9. Woundlicker brings DIY pulsing Puppy vibes to "Pressed Petals", a raging and imaginative twist of a track from an already inventive project. Hoping to hold on to humanity in a world of darkness. Deep genderqueer survival themes and alienation abound in this often manic song that feels like many chapters of a dystopian escape route paired with the stages of grief. 

10. The long awaited new Kurious album Majician and Soul Amazing (pt 13) by Blu made me feel love for both coasts in hip hop this year. The former is just a complete masterpiece, Kurious Jorge making me homesick for New York over extremely elite and cultured beats with a positive message, Memorializing longtime friend and collaborator MF Doom along the way and cementing his own legacy even further. "Separation Anxiety" to me is the key track, a celebration of keeping uplifting, philosophical messages and word play at the forefront in rap and a slap to the face of commercial lowered standards. A reminder that community can be revolutionary and not to give up your inner shine. 
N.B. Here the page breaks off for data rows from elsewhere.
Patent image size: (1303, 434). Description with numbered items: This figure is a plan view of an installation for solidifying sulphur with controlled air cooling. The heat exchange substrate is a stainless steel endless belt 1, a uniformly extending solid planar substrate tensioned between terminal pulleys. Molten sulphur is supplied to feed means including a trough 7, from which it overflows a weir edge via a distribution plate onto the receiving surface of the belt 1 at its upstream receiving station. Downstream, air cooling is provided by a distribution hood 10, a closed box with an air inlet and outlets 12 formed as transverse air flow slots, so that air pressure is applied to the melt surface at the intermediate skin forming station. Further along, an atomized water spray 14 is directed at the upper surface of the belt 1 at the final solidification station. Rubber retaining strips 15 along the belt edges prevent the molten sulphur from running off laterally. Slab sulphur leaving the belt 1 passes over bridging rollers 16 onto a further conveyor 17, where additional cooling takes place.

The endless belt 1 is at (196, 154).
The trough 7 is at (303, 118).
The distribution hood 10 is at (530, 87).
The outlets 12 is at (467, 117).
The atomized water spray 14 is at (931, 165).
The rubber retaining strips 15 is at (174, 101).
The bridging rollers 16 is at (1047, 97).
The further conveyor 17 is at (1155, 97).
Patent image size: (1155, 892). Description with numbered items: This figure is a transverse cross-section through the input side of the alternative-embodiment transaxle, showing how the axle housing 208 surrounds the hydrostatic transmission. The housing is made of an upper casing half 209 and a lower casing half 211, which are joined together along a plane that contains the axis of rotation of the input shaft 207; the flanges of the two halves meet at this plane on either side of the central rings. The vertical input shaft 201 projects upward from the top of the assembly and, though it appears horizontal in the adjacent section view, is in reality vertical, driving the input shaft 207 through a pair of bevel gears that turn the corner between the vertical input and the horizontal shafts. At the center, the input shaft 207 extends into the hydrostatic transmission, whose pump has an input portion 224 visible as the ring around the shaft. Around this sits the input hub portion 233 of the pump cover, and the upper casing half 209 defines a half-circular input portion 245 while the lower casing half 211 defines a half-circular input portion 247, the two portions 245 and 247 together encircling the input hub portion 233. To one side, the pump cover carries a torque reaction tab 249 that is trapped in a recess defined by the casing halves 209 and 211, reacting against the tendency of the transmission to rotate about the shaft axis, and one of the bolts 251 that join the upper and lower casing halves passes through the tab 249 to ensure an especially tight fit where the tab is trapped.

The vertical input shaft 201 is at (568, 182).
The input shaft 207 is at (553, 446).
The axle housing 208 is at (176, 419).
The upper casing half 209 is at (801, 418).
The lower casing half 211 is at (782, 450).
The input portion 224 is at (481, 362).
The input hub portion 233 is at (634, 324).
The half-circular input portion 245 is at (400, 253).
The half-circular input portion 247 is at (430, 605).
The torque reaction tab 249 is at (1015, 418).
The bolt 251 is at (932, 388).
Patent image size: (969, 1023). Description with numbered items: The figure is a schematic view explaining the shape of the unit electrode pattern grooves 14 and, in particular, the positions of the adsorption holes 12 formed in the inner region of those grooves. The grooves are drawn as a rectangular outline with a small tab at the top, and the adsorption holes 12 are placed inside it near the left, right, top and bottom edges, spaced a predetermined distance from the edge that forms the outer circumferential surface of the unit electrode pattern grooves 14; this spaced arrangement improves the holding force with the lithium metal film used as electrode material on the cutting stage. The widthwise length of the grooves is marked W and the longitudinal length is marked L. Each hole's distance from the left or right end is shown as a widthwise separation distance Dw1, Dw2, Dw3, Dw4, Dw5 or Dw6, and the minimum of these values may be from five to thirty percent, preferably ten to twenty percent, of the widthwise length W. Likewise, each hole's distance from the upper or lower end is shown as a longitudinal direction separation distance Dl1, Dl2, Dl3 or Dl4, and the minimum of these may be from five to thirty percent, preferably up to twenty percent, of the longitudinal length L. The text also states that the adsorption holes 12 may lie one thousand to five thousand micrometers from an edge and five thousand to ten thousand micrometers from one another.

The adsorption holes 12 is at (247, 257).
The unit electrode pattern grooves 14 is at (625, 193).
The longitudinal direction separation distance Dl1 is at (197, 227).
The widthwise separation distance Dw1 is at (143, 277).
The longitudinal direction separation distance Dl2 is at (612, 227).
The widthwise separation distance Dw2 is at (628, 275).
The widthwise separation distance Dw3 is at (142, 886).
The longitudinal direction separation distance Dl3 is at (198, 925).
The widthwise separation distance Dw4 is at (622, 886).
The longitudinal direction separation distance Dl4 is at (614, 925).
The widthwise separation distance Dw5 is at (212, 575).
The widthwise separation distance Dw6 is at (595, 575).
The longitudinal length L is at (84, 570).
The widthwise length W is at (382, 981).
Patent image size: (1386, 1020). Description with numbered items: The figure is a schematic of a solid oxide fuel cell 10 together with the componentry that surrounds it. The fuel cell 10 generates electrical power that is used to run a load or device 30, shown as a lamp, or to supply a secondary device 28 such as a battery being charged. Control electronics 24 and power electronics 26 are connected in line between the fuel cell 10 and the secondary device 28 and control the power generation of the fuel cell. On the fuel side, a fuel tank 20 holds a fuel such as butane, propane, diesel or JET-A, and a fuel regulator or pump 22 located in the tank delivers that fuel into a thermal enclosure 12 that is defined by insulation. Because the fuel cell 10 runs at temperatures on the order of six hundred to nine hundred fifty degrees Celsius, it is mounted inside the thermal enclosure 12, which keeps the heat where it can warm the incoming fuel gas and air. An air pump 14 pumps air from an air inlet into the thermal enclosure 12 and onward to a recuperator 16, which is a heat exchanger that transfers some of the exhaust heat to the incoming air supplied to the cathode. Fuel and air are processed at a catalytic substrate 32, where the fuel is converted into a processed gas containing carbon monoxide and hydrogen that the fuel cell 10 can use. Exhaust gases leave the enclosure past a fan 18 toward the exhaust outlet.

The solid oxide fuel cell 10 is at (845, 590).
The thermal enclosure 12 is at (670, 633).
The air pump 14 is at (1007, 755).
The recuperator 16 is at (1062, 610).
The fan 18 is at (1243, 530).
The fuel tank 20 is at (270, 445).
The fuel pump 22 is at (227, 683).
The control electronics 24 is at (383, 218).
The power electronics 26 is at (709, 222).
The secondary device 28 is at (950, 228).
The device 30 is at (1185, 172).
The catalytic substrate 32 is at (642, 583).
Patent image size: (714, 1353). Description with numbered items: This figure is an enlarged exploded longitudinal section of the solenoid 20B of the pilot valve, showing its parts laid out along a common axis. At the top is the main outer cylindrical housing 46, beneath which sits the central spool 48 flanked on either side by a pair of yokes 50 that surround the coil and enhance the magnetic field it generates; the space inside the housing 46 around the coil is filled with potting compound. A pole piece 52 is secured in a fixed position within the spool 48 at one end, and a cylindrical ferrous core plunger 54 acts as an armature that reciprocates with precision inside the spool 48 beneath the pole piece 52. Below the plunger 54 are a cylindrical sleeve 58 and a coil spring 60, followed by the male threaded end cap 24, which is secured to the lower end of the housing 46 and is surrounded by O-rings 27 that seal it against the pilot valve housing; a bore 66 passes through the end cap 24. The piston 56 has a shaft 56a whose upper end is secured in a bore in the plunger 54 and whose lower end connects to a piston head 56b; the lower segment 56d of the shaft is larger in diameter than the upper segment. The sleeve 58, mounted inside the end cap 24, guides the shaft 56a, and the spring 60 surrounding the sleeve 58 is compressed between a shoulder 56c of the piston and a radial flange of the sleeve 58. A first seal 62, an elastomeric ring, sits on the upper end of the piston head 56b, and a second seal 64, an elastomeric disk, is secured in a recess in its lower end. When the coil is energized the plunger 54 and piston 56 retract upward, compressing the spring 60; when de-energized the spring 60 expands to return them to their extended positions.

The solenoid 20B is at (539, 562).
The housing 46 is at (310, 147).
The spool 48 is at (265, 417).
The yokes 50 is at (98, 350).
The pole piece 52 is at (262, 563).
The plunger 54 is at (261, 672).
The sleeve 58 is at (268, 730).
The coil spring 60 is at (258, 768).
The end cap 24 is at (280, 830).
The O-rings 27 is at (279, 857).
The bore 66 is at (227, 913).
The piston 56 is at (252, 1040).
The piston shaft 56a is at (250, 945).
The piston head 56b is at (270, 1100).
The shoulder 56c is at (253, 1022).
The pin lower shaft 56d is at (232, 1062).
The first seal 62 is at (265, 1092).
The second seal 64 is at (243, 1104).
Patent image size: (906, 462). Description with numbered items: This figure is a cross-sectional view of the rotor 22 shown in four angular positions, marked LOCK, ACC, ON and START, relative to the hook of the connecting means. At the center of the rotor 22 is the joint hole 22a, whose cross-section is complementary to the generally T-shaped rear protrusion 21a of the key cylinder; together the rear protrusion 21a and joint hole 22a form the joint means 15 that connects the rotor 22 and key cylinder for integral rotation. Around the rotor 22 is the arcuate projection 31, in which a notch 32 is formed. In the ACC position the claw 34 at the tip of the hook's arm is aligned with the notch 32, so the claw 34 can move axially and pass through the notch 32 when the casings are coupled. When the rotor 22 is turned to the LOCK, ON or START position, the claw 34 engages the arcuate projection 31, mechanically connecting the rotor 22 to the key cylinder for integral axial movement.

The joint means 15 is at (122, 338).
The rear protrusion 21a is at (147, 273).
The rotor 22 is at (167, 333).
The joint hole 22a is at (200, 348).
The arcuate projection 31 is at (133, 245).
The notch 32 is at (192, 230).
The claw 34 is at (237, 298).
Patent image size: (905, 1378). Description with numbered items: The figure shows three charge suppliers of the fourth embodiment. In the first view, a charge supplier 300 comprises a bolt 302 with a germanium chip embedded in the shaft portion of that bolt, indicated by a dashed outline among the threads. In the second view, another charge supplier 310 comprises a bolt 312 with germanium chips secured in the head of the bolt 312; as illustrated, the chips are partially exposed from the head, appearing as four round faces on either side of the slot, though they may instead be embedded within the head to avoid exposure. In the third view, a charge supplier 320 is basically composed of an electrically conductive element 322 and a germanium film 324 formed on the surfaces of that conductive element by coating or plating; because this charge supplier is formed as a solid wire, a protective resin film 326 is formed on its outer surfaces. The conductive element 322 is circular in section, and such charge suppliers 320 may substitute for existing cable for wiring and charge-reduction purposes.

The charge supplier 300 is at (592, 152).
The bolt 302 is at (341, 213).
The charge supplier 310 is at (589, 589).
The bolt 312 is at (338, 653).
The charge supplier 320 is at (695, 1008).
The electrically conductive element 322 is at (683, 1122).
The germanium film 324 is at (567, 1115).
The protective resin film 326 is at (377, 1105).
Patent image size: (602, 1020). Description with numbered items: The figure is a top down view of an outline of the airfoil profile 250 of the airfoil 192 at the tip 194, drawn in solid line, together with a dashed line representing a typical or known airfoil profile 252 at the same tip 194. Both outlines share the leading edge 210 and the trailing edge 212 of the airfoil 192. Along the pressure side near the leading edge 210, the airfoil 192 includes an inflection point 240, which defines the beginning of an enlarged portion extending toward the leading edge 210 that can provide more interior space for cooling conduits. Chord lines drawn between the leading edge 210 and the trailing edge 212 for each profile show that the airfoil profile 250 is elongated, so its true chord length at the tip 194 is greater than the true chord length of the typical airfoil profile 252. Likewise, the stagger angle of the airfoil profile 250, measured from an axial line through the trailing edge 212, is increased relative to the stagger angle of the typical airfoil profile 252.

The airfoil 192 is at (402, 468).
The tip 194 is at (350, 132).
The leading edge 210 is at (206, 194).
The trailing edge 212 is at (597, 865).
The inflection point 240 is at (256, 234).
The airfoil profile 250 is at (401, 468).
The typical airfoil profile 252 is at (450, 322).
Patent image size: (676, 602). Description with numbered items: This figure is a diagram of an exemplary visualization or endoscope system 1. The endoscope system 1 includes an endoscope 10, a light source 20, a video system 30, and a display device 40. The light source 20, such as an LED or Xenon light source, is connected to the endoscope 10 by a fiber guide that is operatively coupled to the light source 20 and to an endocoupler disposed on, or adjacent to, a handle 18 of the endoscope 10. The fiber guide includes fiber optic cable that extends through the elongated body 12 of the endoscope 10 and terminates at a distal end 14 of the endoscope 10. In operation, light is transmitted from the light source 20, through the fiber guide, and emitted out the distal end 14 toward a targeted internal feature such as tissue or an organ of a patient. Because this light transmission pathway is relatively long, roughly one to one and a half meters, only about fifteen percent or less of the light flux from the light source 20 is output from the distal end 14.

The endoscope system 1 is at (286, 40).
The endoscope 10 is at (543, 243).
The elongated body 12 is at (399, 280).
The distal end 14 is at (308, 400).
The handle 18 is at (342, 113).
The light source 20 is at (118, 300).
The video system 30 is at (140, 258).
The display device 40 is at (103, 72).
11. Chelsea Wolfe has quite often done brilliant things but "Whispers In The Echo Chamber" sounds like nothing short of a spell for undoing massive wrong, beamed live from a pineal gland in the vortex of time's end.  A death knell for falsehoods. If you are listening you can feel how small humans are but vast our repressed souls can be. It is utterly enthralling and ranks very high among her best work. This world can be so much more than our petty selves allow, and will be regardless of our vanity. 

12. Thotcrime endured major tragedy (RIP Dot) and came back swinging on their latest opus Connection Anxiety. "The Wrong Way" is such a good song about the neurosis of feeling judged while trying to find your authentic path or not repeat yourself. "I'd rather die a clown than hide myself". I love the hyper pop elements of this song and the "I don't need to be tough/need to be you" themes of self-worth. It reminds me of why I was drawn back in the 90s to the lo fi sensitive or quirky indie of Sebadoh after Lou Barlow eschewed the tropes of the hardcore scene. With so many hardcore bands being just bland as fuck and getting their asses kissed way too hard, it is refreshing to see a "newer" band not dialing it in.